В десять лет будущий гений поступил в Мюнхенскую гимназию. С учебной программой справлялся, переходя из класса в класс, но занятия его мало интересовали, как, впрочем, и обычные школьные забавы. Академическое образование его раздражало своей скукотой, зато дома он наслаждался свободой... Он мастерил различные механические модели, дядя Якоб, живший в семье, нередко подсовывал племяннику разные математические задачки и головоломки, и мальчишка был счастлив, когда ему удавалось с ними справляться. Якоб пытался внушить племяннику: «Алгебра – веселая наука. Когда мы не можем обнаружить зверя, за которым охотимся, мы временно называем его «икс» и продолжаем охоту, пока не засунем его в подсумок».

Заметив неподдельный интерес юнца к точным наукам, друг семьи Эйнштейнов, студент-медик Макс Талмуд подсунул Альберту евклидовы «Начала», потом «Силу и материю» Бюхнера, «Критику чистого разума» Иммануила Канта. Вселенная Альберта перевернулась еще раз – он открыл для себя строгие доказательства геометрии и абстрактные понятия философии. Его временные религиозные настроения улетучились, он стал исповедовать нечто вроде космической религии неверующего, сохранившуюся на всю жизнь.

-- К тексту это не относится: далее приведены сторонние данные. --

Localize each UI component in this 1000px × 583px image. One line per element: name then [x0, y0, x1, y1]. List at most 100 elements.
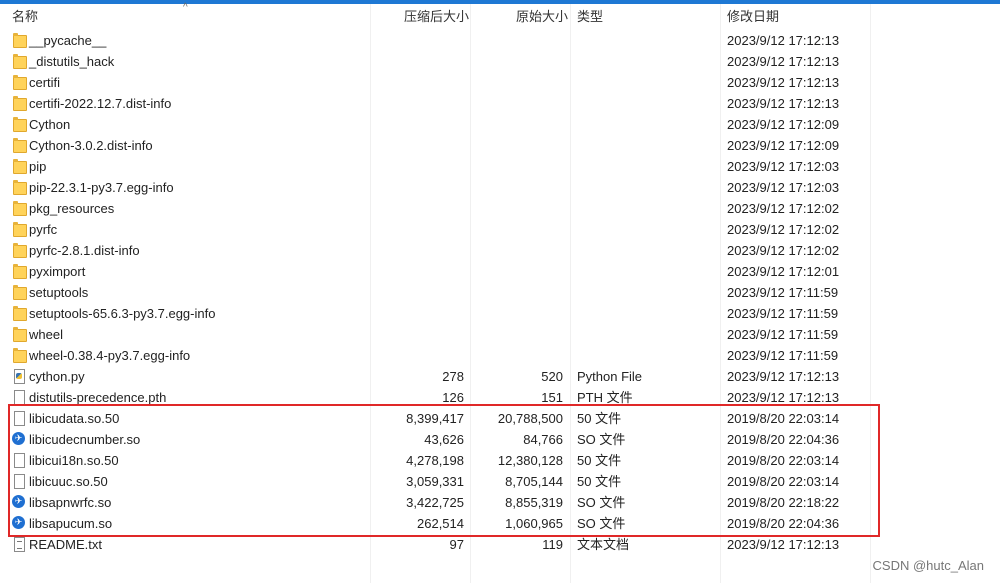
file-name: libsapnwrfc.so [29, 495, 112, 510]
file-row[interactable]: libicuuc.so.50 3,059,331 8,705,144 50 文件 201… [0, 471, 1000, 492]
column-header-type[interactable]: 类型 [577, 4, 603, 28]
file-modified-date: 2023/9/12 17:12:13 [727, 390, 840, 405]
file-original-size: 84,766 [523, 432, 563, 447]
file-modified-date: 2023/9/12 17:12:02 [727, 201, 840, 216]
file-row[interactable]: pkg_resources 2023/9/12 17:12:02 [0, 198, 1000, 219]
file-row[interactable]: ✈ libicudecnumber.so 43,626 84,766 SO 文件 2019… [0, 429, 1000, 450]
file-name: libicudecnumber.so [29, 432, 141, 447]
file-name: libicudata.so.50 [29, 411, 120, 426]
file-modified-date: 2023/9/12 17:12:09 [727, 117, 840, 132]
file-type: Python File [577, 369, 643, 384]
file-name: wheel [29, 327, 63, 342]
file-row[interactable]: wheel-0.38.4-py3.7.egg-info 2023/9/12 17:… [0, 345, 1000, 366]
python-file-icon [12, 369, 26, 384]
folder-icon [12, 327, 27, 342]
file-name: Cython-3.0.2.dist-info [29, 138, 153, 153]
file-row[interactable]: pyrfc-2.8.1.dist-info 2023/9/12 17:12:02 [0, 240, 1000, 261]
file-row[interactable]: pyximport 2023/9/12 17:12:01 [0, 261, 1000, 282]
file-row[interactable]: certifi-2022.12.7.dist-info 2023/9/12 17:… [0, 93, 1000, 114]
folder-icon [12, 201, 27, 216]
file-compressed-size: 3,422,725 [406, 495, 464, 510]
file-row[interactable]: __pycache__ 2023/9/12 17:12:13 [0, 30, 1000, 51]
text-file-icon [12, 537, 26, 552]
file-row[interactable]: distutils-precedence.pth 126 151 PTH 文件 2023… [0, 387, 1000, 408]
file-row[interactable]: _distutils_hack 2023/9/12 17:12:13 [0, 51, 1000, 72]
folder-icon [12, 243, 27, 258]
file-name: pyximport [29, 264, 86, 279]
file-compressed-size: 3,059,331 [406, 474, 464, 489]
file-modified-date: 2023/9/12 17:12:13 [727, 54, 840, 69]
file-modified-date: 2023/9/12 17:12:13 [727, 537, 840, 552]
file-name: _distutils_hack [29, 54, 115, 69]
file-row[interactable]: pip 2023/9/12 17:12:03 [0, 156, 1000, 177]
file-type: 50 文件 [577, 453, 622, 468]
file-row[interactable]: setuptools-65.6.3-py3.7.egg-info 2023/9/1… [0, 303, 1000, 324]
file-row[interactable]: Cython-3.0.2.dist-info 2023/9/12 17:12:09 [0, 135, 1000, 156]
folder-icon [12, 96, 27, 111]
file-type: SO 文件 [577, 432, 626, 447]
file-modified-date: 2023/9/12 17:11:59 [727, 306, 839, 321]
file-modified-date: 2023/9/12 17:12:13 [727, 96, 840, 111]
file-icon [12, 453, 26, 468]
file-modified-date: 2023/9/12 17:12:13 [727, 33, 840, 48]
file-original-size: 119 [542, 537, 563, 552]
file-name: setuptools-65.6.3-py3.7.egg-info [29, 306, 216, 321]
file-row[interactable]: pip-22.3.1-py3.7.egg-info 2023/9/12 17:12… [0, 177, 1000, 198]
file-original-size: 1,060,965 [505, 516, 563, 531]
sort-ascending-icon: ^ [183, 2, 188, 13]
file-row[interactable]: libicudata.so.50 8,399,417 20,788,500 50 文件… [0, 408, 1000, 429]
file-type: 文本文档 [577, 537, 630, 552]
folder-icon [12, 264, 27, 279]
file-name: cython.py [29, 369, 85, 384]
file-modified-date: 2023/9/12 17:12:13 [727, 369, 840, 384]
file-icon [12, 390, 26, 405]
column-header-row: 名称 ^ 压缩后大小 原始大小 类型 修改日期 [0, 2, 1000, 28]
file-icon [12, 474, 26, 489]
file-type: SO 文件 [577, 495, 626, 510]
file-row[interactable]: certifi 2023/9/12 17:12:13 [0, 72, 1000, 93]
file-type: 50 文件 [577, 474, 622, 489]
file-modified-date: 2023/9/12 17:11:59 [727, 327, 839, 342]
folder-icon [12, 117, 27, 132]
file-modified-date: 2023/9/12 17:11:59 [727, 285, 839, 300]
file-compressed-size: 4,278,198 [406, 453, 464, 468]
so-file-icon: ✈ [12, 495, 26, 509]
file-row[interactable]: ✈ libsapnwrfc.so 3,422,725 8,855,319 SO 文件 20… [0, 492, 1000, 513]
file-modified-date: 2019/8/20 22:03:14 [727, 453, 840, 468]
file-type: PTH 文件 [577, 390, 633, 405]
file-name: pkg_resources [29, 201, 115, 216]
file-modified-date: 2023/9/12 17:12:03 [727, 180, 840, 195]
file-original-size: 8,855,319 [505, 495, 563, 510]
column-header-name[interactable]: 名称 [12, 4, 38, 28]
file-modified-date: 2023/9/12 17:12:03 [727, 159, 840, 174]
file-row[interactable]: setuptools 2023/9/12 17:11:59 [0, 282, 1000, 303]
file-row[interactable]: README.txt 97 119 文本文档 2023/9/12 17:12:13 [0, 534, 1000, 555]
file-row[interactable]: Cython 2023/9/12 17:12:09 [0, 114, 1000, 135]
file-compressed-size: 126 [442, 390, 464, 405]
file-modified-date: 2023/9/12 17:12:02 [727, 243, 840, 258]
column-header-original-size[interactable]: 原始大小 [516, 4, 568, 28]
file-row[interactable]: libicui18n.so.50 4,278,198 12,380,128 50 文件… [0, 450, 1000, 471]
file-name: pip-22.3.1-py3.7.egg-info [29, 180, 174, 195]
folder-icon [12, 54, 27, 69]
file-original-size: 20,788,500 [497, 411, 563, 426]
file-row[interactable]: ✈ libsapucum.so 262,514 1,060,965 SO 文件 2019/… [0, 513, 1000, 534]
column-header-compressed-size[interactable]: 压缩后大小 [404, 4, 469, 28]
file-compressed-size: 97 [449, 537, 464, 552]
file-compressed-size: 43,626 [424, 432, 464, 447]
so-file-icon: ✈ [12, 432, 26, 446]
file-name: libsapucum.so [29, 516, 113, 531]
file-list: 名称 ^ 压缩后大小 原始大小 类型 修改日期 __pycache__ 2023/… [0, 2, 1000, 583]
file-name: pip [29, 159, 47, 174]
file-modified-date: 2023/9/12 17:12:09 [727, 138, 840, 153]
file-name: pyrfc [29, 222, 58, 237]
file-original-size: 151 [541, 390, 563, 405]
file-row[interactable]: wheel 2023/9/12 17:11:59 [0, 324, 1000, 345]
file-row[interactable]: cython.py 278 520 Python File 2023/9/12 17:1… [0, 366, 1000, 387]
file-modified-date: 2019/8/20 22:04:36 [727, 516, 840, 531]
file-row[interactable]: pyrfc 2023/9/12 17:12:02 [0, 219, 1000, 240]
column-header-modified[interactable]: 修改日期 [727, 4, 779, 28]
file-icon [12, 411, 26, 426]
file-modified-date: 2019/8/20 22:18:22 [727, 495, 840, 510]
file-compressed-size: 8,399,417 [406, 411, 464, 426]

Юного Альберта особенно озадачила фраза Канта: «Смех есть аффект от внезапного превращения напряженного ожидания в ничто». Он разгадал эту головоломку: когда некое напряжение разряжается в ничто, ему на смену приходит расслабление, которое выражается в телесных конвульсиях. Мудрый германский философ настаивал, что смех целителен, но совершенно противостоит идее свободы, потому что действует помимо воли человека...

Преподавателей Эйнштейн раздражал своим независимым поведением, но особенно своей замедленной речью. Детей здесь муштровали, они маршировали, а учителя не вразумляли, а рявкали. Это была не школа – казарма. С презрением вспоминая годы своего ученичества, Эйнштейн говорил: «Учителя в начальной школе казались мне сержантами, а в гимназии – лейтенантами».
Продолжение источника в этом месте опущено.